Whistleblowing is raising a concern with someone in authority, either within the workplace or externally (e.g. to a regulator), about a danger, risk, malpractice or wrongdoing that affects others.
How whistleblowing differs from raising a grievance
Blowing the whistle and raising a grievance are different. Someone raising a grievance usually has a personal interest in the issue they’re raising: for example, that they’ve been unfairly treated or discriminated against at work, or their employer has breached their contract of employment. Someone blowing the whistle usually has no direct, personal interest in the concern they’re raising; they are simply trying to alert others to something they feel needs urgent attention, most likely because it has the potential to impact others.
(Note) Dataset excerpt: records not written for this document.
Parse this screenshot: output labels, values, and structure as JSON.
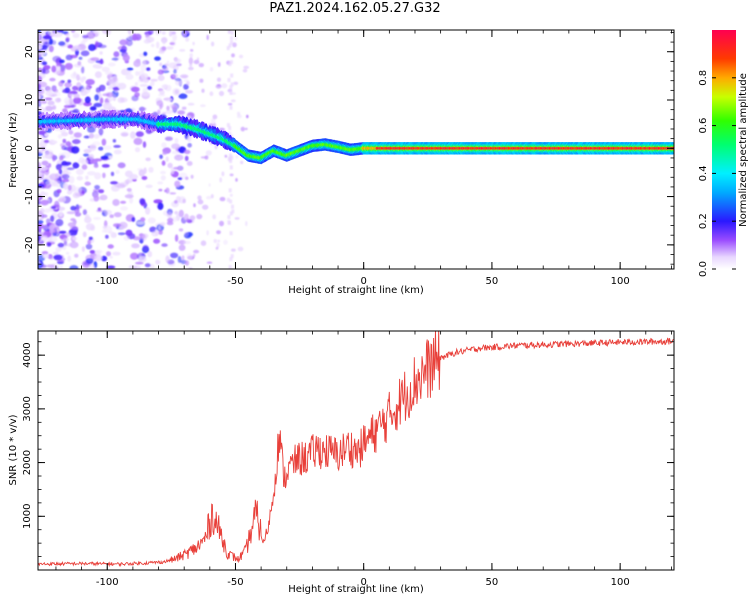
{
  "title": "PAZ1.2024.162.05.27.G32",
  "chart_data": [
    {
      "type": "heatmap",
      "xlabel": "Height of straight line (km)",
      "ylabel": "Frequency (Hz)",
      "xlim": [
        -127,
        121
      ],
      "ylim": [
        -25,
        24.5
      ],
      "x_ticks": [
        -100,
        -50,
        0,
        50,
        100
      ],
      "y_ticks": [
        -20,
        -10,
        0,
        10,
        20
      ],
      "colorbar": {
        "label": "Normalized spectral amplitude",
        "range": [
          0,
          1
        ],
        "ticks": [
          0.0,
          0.2,
          0.4,
          0.6,
          0.8
        ]
      },
      "ridge": [
        {
          "x": -127,
          "f": 5.5
        },
        {
          "x": -100,
          "f": 6
        },
        {
          "x": -88,
          "f": 6
        },
        {
          "x": -80,
          "f": 5
        },
        {
          "x": -72,
          "f": 5
        },
        {
          "x": -65,
          "f": 4
        },
        {
          "x": -60,
          "f": 3
        },
        {
          "x": -55,
          "f": 2
        },
        {
          "x": -50,
          "f": 0.5
        },
        {
          "x": -45,
          "f": -1.5
        },
        {
          "x": -40,
          "f": -2
        },
        {
          "x": -35,
          "f": -0.5
        },
        {
          "x": -30,
          "f": -1.5
        },
        {
          "x": -25,
          "f": -0.5
        },
        {
          "x": -20,
          "f": 0.5
        },
        {
          "x": -15,
          "f": 0.8
        },
        {
          "x": -10,
          "f": 0.3
        },
        {
          "x": -5,
          "f": -0.3
        },
        {
          "x": 0,
          "f": 0
        },
        {
          "x": 121,
          "f": 0
        }
      ]
    },
    {
      "type": "line",
      "xlabel": "Height of straight line (km)",
      "ylabel": "SNR (10 * v/v)",
      "xlim": [
        -127,
        121
      ],
      "ylim": [
        0,
        4450
      ],
      "x_ticks": [
        -100,
        -50,
        0,
        50,
        100
      ],
      "y_ticks": [
        1000,
        2000,
        3000,
        4000
      ],
      "series": [
        {
          "color": "#e8403a",
          "points": [
            [
              -127,
              110
            ],
            [
              -110,
              120
            ],
            [
              -95,
              110
            ],
            [
              -85,
              130
            ],
            [
              -78,
              150
            ],
            [
              -74,
              200
            ],
            [
              -70,
              280
            ],
            [
              -65,
              420
            ],
            [
              -62,
              560
            ],
            [
              -59,
              1050
            ],
            [
              -56,
              700
            ],
            [
              -53,
              300
            ],
            [
              -49,
              200
            ],
            [
              -46,
              350
            ],
            [
              -44,
              700
            ],
            [
              -42,
              1050
            ],
            [
              -39,
              500
            ],
            [
              -37,
              850
            ],
            [
              -35,
              1500
            ],
            [
              -33,
              2500
            ],
            [
              -31,
              1700
            ],
            [
              -29,
              1900
            ],
            [
              -26,
              2050
            ],
            [
              -22,
              2100
            ],
            [
              -18,
              2250
            ],
            [
              -14,
              2200
            ],
            [
              -10,
              2150
            ],
            [
              -6,
              2300
            ],
            [
              -2,
              2200
            ],
            [
              0,
              2350
            ],
            [
              4,
              2550
            ],
            [
              8,
              2750
            ],
            [
              12,
              3000
            ],
            [
              16,
              3250
            ],
            [
              20,
              3500
            ],
            [
              25,
              3750
            ],
            [
              30,
              3950
            ],
            [
              36,
              4050
            ],
            [
              45,
              4130
            ],
            [
              60,
              4180
            ],
            [
              80,
              4210
            ],
            [
              100,
              4240
            ],
            [
              121,
              4260
            ]
          ]
        }
      ]
    }
  ]
}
The CII and whistleblowing
The CII can't respond to whistleblowing approaches from its members or from the public. If you want to blow the whistle you should contact the relevant regulatory authority, which in the majority of cases will be the Financial Conduct Authority (“FCA”). This is because regulators have specific powers to investigate concerns and apply any necessary sanctions.
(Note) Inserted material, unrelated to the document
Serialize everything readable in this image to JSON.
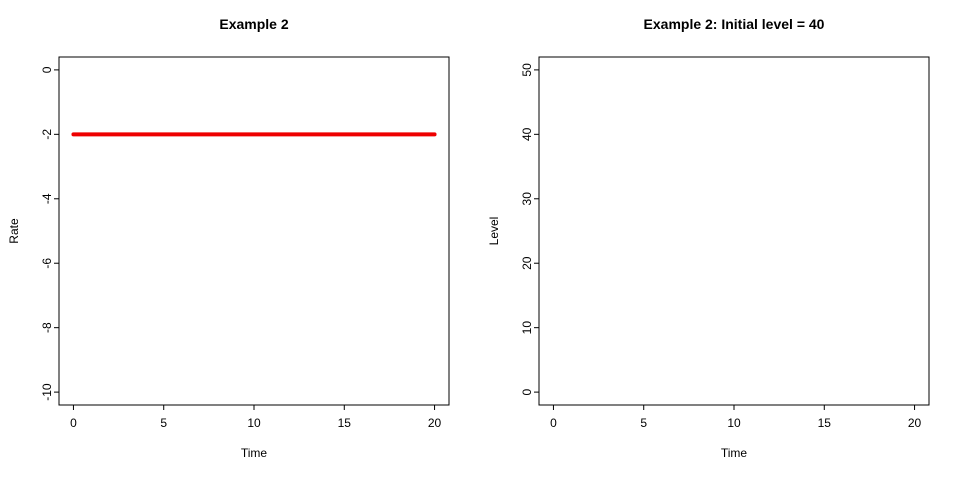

The CII will consider any sanctions imposed by a regulator upon a member of the CII when considering potential disciplinary action.
What our Code of Ethics says about whistleblowing
Our Code of Ethics applies to all our members. It is made up of five core duties, each of which is supported by several requirements and reflective questions.
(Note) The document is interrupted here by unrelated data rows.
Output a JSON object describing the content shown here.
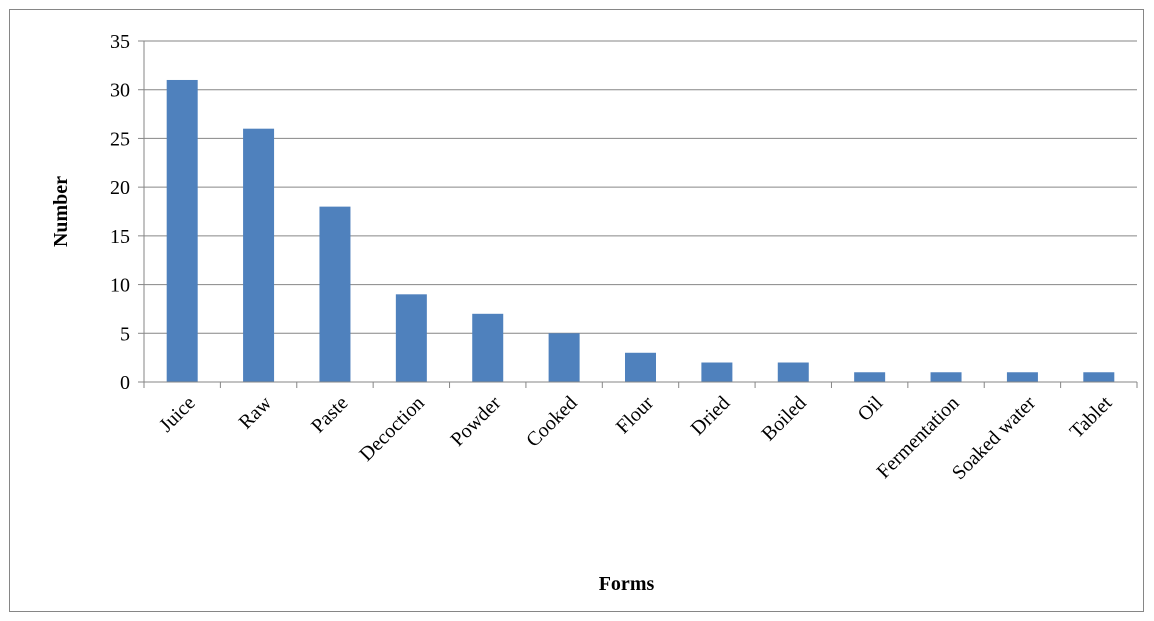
{
  "chart_data": {
    "type": "bar",
    "title": "",
    "xlabel": "Forms",
    "ylabel": "Number",
    "categories": [
      "Juice",
      "Raw",
      "Paste",
      "Decoction",
      "Powder",
      "Cooked",
      "Flour",
      "Dried",
      "Boiled",
      "Oil",
      "Fermentation",
      "Soaked water",
      "Tablet"
    ],
    "values": [
      31,
      26,
      18,
      9,
      7,
      5,
      3,
      2,
      2,
      1,
      1,
      1,
      1
    ],
    "ylim": [
      0,
      35
    ],
    "yticks": [
      "0",
      "5",
      "10",
      "15",
      "20",
      "25",
      "30",
      "35"
    ],
    "grid": true,
    "legend": "none",
    "bar_color": "#4F81BD",
    "gridline_color": "#868686"
  }
}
The Code’s second core duty says: “You must act with the highest ethical standards and integrity.” One of the questions under this principle that members are asked to reflect upon is: “Does my organisation have a whistleblowing policy?”
And while the Code’s third core duty refers to client confidentiality, the first core duty requires a member to “give confidential information to the relevant authorities where the information relates to a criminal act or fraud by your client”.